“For what?”
I swallowed hard.
“Because that’s the first time you’ve ever given me a choice instead of making it for me.”
The room went deathly still.
Dad stared at me. “What’s that supposed to mean?”
I looked at Ryan then. Just briefly. The same boy I’d loved at seventeen hidden somewhere underneath the man prison and violence had built over him.
“You made that choice thirteen years ago,” I said quietly. “Not me.”
Dad’s eyes shifted slowly towards Ryan. And for the first time in my life, I saw uncertainty creep into them. Ryan straightened slightly, voice low and rough when he finally spoke.
“Told you back then she’d figure it out, eventually.”
Dad held Ryan’s gaze for a long moment. The air turned thick, hanging on the silence, the only noise the faint hum of traffic somewhere beyond the windows. Then Dad gave the smallest nod. Not agreement. Not even acceptance. Recognition that a line had been drawn.
“You always were good at playing the long game,” he said quietly.
Ryan’s expression never shifted. “Learnt from the best.”

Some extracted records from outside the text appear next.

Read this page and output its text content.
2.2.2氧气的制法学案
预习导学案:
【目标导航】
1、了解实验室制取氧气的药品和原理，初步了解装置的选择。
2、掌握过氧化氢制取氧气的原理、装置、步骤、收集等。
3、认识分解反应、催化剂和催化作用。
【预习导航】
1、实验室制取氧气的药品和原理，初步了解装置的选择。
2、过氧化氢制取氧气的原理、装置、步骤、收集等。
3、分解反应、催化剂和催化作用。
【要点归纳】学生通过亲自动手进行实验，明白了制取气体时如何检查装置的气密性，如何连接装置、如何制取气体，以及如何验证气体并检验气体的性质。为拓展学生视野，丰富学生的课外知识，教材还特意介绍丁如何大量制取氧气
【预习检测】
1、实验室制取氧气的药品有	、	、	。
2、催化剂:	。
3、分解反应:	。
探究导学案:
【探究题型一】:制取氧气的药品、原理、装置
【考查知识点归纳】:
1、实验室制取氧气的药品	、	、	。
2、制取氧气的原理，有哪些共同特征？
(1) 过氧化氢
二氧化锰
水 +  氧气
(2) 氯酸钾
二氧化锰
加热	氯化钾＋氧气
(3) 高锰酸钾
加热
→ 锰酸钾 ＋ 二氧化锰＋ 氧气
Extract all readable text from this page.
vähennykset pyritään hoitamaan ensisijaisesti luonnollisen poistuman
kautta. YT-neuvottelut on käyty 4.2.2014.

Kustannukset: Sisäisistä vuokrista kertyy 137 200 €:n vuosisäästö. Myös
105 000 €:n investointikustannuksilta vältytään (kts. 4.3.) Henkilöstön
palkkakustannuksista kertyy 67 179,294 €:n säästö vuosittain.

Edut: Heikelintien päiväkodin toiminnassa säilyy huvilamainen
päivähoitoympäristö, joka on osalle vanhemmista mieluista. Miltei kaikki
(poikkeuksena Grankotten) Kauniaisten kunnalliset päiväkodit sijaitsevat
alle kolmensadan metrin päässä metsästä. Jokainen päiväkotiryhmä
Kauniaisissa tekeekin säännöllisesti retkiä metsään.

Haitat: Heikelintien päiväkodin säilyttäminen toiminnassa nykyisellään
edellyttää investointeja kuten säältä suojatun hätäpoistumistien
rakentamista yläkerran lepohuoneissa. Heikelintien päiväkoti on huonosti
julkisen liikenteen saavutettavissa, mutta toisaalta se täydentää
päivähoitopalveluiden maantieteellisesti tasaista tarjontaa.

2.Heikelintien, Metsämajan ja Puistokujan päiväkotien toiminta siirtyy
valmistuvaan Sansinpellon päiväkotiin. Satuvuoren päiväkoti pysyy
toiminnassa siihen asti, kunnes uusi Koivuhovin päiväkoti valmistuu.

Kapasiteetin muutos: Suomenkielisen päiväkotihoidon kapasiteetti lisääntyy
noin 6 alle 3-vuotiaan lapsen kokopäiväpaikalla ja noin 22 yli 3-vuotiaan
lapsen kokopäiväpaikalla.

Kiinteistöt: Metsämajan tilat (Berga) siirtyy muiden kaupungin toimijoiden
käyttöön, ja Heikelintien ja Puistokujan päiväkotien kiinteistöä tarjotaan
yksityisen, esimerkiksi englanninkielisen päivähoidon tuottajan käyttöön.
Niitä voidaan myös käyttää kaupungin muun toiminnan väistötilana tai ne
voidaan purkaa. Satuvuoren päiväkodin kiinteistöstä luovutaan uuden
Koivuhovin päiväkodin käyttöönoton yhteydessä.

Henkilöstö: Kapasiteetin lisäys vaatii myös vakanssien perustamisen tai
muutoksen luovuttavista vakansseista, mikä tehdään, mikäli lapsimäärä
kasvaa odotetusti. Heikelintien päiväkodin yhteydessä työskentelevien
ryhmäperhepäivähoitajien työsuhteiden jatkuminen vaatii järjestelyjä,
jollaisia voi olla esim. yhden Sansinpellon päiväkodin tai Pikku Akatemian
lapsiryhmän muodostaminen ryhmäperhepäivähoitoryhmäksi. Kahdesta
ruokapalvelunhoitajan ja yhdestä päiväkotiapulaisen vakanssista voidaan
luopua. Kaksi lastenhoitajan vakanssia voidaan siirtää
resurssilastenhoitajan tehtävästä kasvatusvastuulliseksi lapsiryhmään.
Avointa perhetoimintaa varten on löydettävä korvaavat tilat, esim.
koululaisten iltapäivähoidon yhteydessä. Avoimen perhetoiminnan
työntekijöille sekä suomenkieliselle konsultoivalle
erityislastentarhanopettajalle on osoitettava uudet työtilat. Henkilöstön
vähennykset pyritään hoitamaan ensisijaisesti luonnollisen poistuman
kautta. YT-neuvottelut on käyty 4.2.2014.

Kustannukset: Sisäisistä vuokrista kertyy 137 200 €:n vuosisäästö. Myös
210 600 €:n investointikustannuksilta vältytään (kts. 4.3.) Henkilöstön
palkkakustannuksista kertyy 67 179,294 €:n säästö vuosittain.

Something cold flickered across Dad’s face then. Gone almost instantly. His attention returned to me. I waited for the lecture. The anger. The order to come home. Instead, he simply looked older. Tired maybe.
“You think this ends well?” he asked softly.
I glanced at Ryan. At the suitcase sitting on the floor, knowing we were being shipped off whilst something awful was being taken care of that we didn’t really know much about. At the man who’d stood between me and danger every single day sincehe’d turned up bleeding in my A&E without ever asking me for anything in return.
“No,” I answered honestly. “I think it ends truthfully.”
Dad stared at me for another second before giving a short nod to himself, like some private thought had finally settled into place. Then he stepped backward towards the door. When he opened it, cold air rushed into the flat.
“You’re still my daughter, Sophie.”
The words should’ve sounded comforting. Instead, they felt like a warning. The door clicked shut behind him, and for the first time in my life, I didn’t feel trapped afterwards.
*****
Rain threatened overhead but never quite fell, the sky hanging low and swollen above Newcastle while the street outside Mamma Dot’s little house filled steadily with women, bags and tension. A minibus sat idling at the kerb. Plain white. No company markings. Nothing that stood out. Just another airport run or late-night taxi to anyone passing by. Which was exactly the point.
“Honestly, you’d think we were fleeing the fucking country,” Ciara muttered as one of the twins struggled to force three overstuffed suitcases into the back.
“You lot packed enough for six months,” he shot back. “Thought we were lying low, not relocating.”
“I’ve got two kids,” Emmie complained. “There’s half a dozen stuffed animals in one of those suitcases. Ifyou lothad stopped gifting cute cuddly toys every time you see Lily we wouldn’t be in this situation.”
Heidi snorted beside him while Suzy sat silently near the front of the minibus wrapped in one of Mamma Dot’s thick knitted cardigans despite the mild spring air. She never seemed warm anymore. I stayed close to her instinctively.
Mamma Dot bustled around, handing each of us a carefully packed lunch like we were travelling hours away instead of up the coast in a tactical evacuation.
“You lot still need feeding,” she scolded when Tori rolled her eyes at another container being shoved into the bus. “You need food in a war. Fills the belly and steadies the mind.”
Tori muttered something under her breath and climbed into the back seat, cigarette tucked behind one ear and an expression sour enough to strip paint. Nobody seemed particularly pleased she was here. The atmosphere around her felt different. Tight. Distrustful.
Outside, prospects moved quietly up and down the street, pretending not to watch everything. Hoodies instead of cuts. Cars instead of bikes. No obvious sign of the Kings. But they were there. Watching parked cars. Watching windows. Watching us. Fury and Ry stood near the driver’s window, speaking quietly to the older man behind the wheel. The driver looked tense, like he knew the weight of responsibility he drove today.
“Route’s clear so far,” Ryan said as he stepped away from the van. “Prospects’ll stay with you till Morpeth. After that, the Vandals take over.”